Moore's Utopia is quite different. Thomas Moore is an interesting historical figure and wrote Utopia where the streets were paved with gold. In Anchorage Alaska a mayor once heated some of the city sidewalks. I wish they would do that with a particular bike path over a freeway in Montana (the d_mn snowploughs throw the car path snow onto the bike path destroying the Utopia of it all).
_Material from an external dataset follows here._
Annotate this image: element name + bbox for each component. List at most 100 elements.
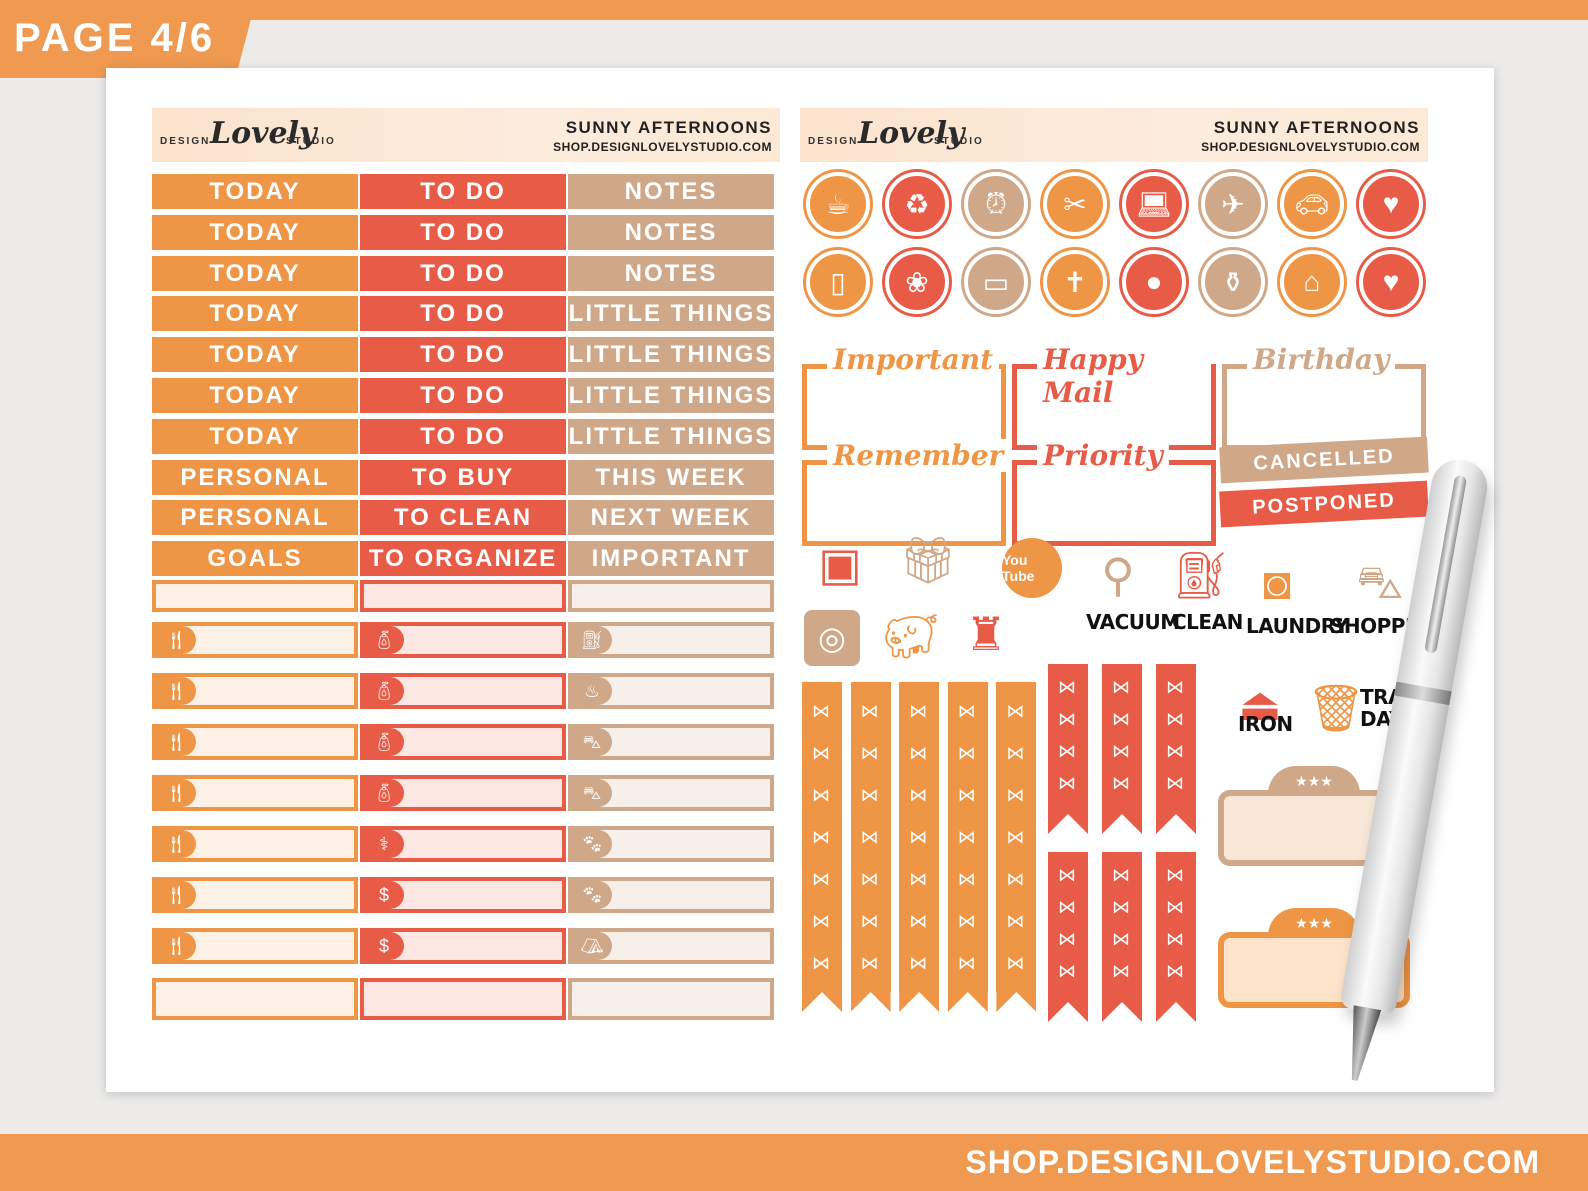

  Sure its possible to build a human society where no one is physically experiencing privation. The best way to accomplish that is with democracy and free enterprise suitably configured with a balanced budget and no public debt. It is a temporal state of being though. The most difficult part would be to make it last forever, as it will with God in heaven. On Earth it is a problem because everything can always be improved, there are emergent external challenges and change is needed to upgrade. The American dream society aspires toward utopia with comfortable large homes, shag carpets, giant TVs, SUVs and video games that go on forever, pollution doesn't matter and global warming is a hoax. While a non-changing temporal society would probably be stagnant and trend toward dystopianism, it is fun to imagine the middle Earth Camelot that never ends with JFK and Jackie enjoying convertible rides that continue until the rivers run dry and the sun turns into a Cheshire cat, in greater bliss. Alternatively some might regard some economic progress as inherently dystopian because it destroys wilderness and wildlife that are aesthetically beautiful products of God's creative work for-themselves.